A prática de se reprimir os sentimentos

Eu tive que crescer muito cedo e muito rápido e tenho certeza de que ninguém deveria ter que crescer assim. Bem diferente de alguns grupos de pessoas, meninas como eu, negras, têm que ser muito mais fortes e enfrentar situações que exigem muita maturidade emocional. Colocando em perspectiva, foram bem poucas vezes que alguém teve paciência de me explicar um processo de aprendizagem com calma e paciência, durante a minha infância.

Nos espaços em que eu passei, as figuras de autoridade, como professores, nem me consideravam como alguém com potencial para aprender, ou não tinham muito paciência e cuidado. Meus pais sempre tentaram me preparar para isso, do jeito deles, que era fazer de mim muito mais preparada que as outras crianças. Eu sabia me vestir, me alimentar, me limpar, eu sempre soube recolher minha própria bagunça e limpar minha sujeira. Meus pais me ensinaram tudo, até ser alfabetizada eu fui em casa. Quando eu chegava na escola, na igreja, no parque ou no passeio eu já chegava pronta.

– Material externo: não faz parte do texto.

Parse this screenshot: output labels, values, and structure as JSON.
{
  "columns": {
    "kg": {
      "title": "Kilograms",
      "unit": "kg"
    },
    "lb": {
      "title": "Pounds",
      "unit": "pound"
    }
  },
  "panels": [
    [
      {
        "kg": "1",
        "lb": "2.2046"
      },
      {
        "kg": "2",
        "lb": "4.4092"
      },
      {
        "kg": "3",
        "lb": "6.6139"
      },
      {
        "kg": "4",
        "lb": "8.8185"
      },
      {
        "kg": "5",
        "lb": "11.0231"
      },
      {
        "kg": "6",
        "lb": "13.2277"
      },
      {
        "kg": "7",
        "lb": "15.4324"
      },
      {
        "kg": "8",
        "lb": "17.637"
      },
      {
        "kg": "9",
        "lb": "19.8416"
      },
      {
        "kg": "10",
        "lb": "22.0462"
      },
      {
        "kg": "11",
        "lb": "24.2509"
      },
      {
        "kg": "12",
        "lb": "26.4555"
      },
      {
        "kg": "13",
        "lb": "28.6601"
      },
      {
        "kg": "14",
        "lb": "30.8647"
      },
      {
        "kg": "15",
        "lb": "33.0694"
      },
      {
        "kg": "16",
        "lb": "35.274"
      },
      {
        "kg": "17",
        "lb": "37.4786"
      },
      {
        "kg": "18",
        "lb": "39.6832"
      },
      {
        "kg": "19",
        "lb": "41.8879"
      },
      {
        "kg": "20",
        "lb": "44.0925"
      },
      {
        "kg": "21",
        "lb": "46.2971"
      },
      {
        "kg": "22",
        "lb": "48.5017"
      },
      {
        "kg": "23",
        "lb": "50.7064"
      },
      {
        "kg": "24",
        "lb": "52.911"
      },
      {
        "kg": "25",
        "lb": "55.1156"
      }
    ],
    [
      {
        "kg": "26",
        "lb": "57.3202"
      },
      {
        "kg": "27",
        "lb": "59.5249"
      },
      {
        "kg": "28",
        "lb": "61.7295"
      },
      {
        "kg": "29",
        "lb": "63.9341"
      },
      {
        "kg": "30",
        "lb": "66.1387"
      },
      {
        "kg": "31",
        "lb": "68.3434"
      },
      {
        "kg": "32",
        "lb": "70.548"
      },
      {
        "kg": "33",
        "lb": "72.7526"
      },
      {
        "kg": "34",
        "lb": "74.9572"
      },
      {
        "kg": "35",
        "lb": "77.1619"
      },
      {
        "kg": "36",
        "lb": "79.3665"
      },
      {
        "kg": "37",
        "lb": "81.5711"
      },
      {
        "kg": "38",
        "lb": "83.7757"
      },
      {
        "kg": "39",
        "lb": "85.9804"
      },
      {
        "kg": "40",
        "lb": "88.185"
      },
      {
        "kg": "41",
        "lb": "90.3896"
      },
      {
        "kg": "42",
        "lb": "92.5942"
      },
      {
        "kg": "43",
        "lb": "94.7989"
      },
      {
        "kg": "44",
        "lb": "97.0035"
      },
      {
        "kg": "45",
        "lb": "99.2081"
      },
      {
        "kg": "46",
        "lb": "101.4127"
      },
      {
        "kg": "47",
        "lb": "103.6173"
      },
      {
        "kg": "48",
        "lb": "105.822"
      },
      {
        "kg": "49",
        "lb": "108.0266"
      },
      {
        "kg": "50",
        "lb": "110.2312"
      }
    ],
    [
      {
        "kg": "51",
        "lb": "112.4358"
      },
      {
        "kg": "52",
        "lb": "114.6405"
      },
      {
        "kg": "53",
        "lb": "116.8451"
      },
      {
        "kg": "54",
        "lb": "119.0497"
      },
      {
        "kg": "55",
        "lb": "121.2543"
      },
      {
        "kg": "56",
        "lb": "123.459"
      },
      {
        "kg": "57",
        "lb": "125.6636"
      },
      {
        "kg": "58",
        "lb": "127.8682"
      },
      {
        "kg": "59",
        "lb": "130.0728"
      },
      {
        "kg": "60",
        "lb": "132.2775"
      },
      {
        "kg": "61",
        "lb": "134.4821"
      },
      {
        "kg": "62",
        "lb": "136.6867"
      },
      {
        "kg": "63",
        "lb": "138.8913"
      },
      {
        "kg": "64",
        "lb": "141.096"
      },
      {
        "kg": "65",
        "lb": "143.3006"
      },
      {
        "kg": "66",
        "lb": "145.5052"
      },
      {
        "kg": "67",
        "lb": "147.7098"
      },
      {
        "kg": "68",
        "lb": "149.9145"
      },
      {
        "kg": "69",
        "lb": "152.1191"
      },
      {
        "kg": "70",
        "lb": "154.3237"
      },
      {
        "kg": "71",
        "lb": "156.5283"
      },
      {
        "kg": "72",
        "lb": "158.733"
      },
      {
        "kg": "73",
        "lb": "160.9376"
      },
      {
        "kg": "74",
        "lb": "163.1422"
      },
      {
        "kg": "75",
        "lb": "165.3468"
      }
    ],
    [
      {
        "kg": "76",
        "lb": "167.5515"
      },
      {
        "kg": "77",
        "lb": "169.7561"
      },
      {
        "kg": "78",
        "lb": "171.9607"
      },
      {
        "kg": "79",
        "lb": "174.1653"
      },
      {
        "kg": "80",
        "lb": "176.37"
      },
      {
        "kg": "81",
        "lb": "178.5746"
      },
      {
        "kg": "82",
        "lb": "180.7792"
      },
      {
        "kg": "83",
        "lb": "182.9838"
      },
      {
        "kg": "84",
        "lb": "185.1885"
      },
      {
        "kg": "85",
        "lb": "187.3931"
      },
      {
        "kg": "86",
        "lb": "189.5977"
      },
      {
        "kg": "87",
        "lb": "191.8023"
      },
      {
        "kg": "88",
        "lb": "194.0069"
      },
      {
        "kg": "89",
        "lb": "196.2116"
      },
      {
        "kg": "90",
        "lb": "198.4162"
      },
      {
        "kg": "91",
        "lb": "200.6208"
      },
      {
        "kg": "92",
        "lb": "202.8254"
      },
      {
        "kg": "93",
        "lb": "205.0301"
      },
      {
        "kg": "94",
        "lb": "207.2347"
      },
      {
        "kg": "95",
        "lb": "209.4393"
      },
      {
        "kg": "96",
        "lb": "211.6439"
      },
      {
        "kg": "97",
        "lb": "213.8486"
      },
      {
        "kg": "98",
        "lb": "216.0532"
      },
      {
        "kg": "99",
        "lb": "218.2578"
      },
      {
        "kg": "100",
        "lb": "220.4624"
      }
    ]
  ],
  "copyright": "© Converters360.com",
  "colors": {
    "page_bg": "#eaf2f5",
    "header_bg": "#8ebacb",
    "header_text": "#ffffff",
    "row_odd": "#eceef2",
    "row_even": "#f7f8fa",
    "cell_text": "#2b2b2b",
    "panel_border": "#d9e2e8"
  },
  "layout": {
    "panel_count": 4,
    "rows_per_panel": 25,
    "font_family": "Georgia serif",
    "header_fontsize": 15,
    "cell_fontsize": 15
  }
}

Independência e autonomia são características bem fortes na minha personalidade, mas eu acho que isso me atrapalhou em desenvolver algumas habilidades que eu também gosto muito, como a capacidade de me colocar em um colo e receber cuidados quando preciso. Eu nunca fui muito tratada como criança. Nunca tive de verdade, o direito de errar na escola. Se eu errasse, nunca mais minhas professoras me dariam a chance de tentar, porque elas já começavam achando que eu não conseguiria. Se eu sentisse alguma dor física ou passasse mal, eu nunca contava. Eu não podia dar trabalho, eu já era mais trabalho do que as outras crianças, só por ser quem eu era e estar ali.

O que me faltou foi a possibilidade de pôr meus sentimentos no mundo, da forma como eles eram e me vinham e ainda assim ser amada e aceita pelas pessoas.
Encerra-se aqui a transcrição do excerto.